Chest pain doesn't always mean cardiac. Cardiac doesn't always announce itself with chest pain. Here's the deciding line.

Dr. Ayesha Mehmood

Internal Medicine, FCPS, MRCP

6 min read

When to see a cardiologist, and when your GP is enough

This is one of the most-asked questions our reception gets: *"Doctor, mujhe direct cardiologist se milna chahiye?"* (Should I see a cardiologist directly?) Here is a clear answer.

See a GP first when

  • The symptom is new but mild — occasional fluttering, light dizziness, a tight chest after climbing stairs you used to manage easily.
  • You have no prior cardiac diagnosis and no first-degree family history of early cardiac death (under 55 in a male relative, under 65 in a female relative).
  • You smoke, are overweight, or have hypertension — your GP can stratify your risk with a simple Framingham score and decide whether you need a cardiologist or whether a lifestyle plan plus annual review will do.

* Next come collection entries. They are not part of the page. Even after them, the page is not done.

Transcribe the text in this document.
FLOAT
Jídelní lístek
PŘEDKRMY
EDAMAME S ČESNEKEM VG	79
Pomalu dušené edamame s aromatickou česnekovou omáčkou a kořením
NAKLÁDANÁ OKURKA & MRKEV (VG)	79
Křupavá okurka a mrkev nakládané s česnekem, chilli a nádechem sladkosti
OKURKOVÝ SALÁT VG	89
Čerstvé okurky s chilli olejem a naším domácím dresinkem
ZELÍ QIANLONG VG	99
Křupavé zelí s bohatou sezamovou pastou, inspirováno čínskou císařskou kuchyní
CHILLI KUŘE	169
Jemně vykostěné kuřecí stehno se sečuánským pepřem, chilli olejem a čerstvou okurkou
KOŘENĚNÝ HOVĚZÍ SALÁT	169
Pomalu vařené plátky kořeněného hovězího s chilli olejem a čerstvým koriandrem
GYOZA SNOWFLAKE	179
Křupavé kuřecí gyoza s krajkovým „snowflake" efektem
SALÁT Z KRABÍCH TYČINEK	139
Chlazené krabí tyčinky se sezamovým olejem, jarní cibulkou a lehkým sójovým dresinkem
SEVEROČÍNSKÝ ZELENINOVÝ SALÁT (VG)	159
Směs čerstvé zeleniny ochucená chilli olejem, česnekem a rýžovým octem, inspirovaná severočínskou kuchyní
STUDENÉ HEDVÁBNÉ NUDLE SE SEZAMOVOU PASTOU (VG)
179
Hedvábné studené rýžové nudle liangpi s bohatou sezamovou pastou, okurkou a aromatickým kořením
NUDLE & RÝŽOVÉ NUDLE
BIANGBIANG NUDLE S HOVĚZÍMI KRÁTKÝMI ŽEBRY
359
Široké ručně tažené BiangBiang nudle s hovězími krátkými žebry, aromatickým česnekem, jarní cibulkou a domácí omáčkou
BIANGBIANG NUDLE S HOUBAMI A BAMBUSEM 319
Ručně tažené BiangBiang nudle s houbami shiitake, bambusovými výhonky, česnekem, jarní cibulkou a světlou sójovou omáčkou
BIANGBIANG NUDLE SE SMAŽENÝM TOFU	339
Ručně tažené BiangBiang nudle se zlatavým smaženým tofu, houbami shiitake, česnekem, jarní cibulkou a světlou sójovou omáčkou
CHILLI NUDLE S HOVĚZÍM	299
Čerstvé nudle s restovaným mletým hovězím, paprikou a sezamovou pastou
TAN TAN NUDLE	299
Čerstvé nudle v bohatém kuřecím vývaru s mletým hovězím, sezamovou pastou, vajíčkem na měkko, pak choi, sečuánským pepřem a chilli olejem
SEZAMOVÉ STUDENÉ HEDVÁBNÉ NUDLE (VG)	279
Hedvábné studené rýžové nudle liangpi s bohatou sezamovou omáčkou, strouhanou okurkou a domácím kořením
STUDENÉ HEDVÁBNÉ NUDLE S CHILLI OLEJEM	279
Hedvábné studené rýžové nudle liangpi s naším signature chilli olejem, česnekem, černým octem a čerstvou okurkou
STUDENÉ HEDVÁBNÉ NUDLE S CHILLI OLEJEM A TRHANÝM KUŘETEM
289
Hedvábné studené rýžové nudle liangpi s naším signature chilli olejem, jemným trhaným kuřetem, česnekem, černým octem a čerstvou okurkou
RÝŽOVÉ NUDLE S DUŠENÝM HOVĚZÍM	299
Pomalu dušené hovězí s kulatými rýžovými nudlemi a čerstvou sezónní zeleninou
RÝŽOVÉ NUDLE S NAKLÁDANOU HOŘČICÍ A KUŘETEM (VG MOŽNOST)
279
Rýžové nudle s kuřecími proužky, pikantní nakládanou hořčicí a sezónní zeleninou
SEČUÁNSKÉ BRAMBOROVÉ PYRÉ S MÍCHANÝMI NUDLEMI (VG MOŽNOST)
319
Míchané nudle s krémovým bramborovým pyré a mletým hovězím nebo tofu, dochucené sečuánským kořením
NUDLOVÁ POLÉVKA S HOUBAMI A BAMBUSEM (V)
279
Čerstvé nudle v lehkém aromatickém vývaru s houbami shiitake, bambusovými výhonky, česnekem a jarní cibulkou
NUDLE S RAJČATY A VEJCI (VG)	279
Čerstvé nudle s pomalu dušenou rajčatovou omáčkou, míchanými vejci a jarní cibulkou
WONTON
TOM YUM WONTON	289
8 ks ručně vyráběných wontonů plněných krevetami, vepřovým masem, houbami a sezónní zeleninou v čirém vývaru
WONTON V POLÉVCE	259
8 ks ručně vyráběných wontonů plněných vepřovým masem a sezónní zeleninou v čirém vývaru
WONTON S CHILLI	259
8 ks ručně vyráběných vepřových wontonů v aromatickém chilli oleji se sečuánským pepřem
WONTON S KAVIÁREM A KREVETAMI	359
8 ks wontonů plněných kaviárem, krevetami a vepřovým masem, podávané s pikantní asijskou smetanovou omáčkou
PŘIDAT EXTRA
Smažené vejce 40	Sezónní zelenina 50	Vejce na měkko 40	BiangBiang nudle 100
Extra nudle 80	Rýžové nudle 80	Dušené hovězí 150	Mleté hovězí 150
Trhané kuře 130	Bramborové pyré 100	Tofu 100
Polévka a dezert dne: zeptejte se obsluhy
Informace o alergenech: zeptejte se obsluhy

A good GP visit for early cardiac concern includes: a full history, blood pressure check, basic ECG, fasting lipid + sugar profile, and a written plan. If that workup is clean and you fit a low-risk profile, you do not need a cardiologist yet.

See a cardiologist directly when

  • Pressure-type chest pain that radiates to the jaw or left arm, especially if it comes on with exertion and eases with rest. This is angina until proven otherwise.
  • Fainting (syncope) with no clear cause — especially during exercise.
  • Palpitations with shortness of breath, especially if they last more than a few minutes or come with chest discomfort.
  • A family history of sudden cardiac death in a first-degree relative under 50.
  • You already have a cardiac diagnosis (post-MI, post-angioplasty, valve disease, known heart failure) and are due for a structured review.

Go to the emergency department (do not see a GP first) when

Crushing chest pain lasting more than 15 minutes. Chest pain with sweating, nausea, or breathlessness. Sudden severe headache with vision change. Sudden weakness on one side of the body. Loss of consciousness.

**For these — dial 1122 (Rescue) or get to a tertiary hospital ER (Aga Khan, Liaquat National, South City) immediately.** Do not call our clinic, do not WhatsApp us, do not drive yourself.

The middle path — internal medicine consultation

A lot of cardiac-flavoured concerns are not actually cardiac. Anaemia, thyroid disease, anxiety with somatic chest sensations, oesophageal spasm, costochondritis — all present like cardiac symptoms and waste a cardiologist's time. An internal-medicine consultation can sort these out in 45 minutes with a focused history and the right investigations.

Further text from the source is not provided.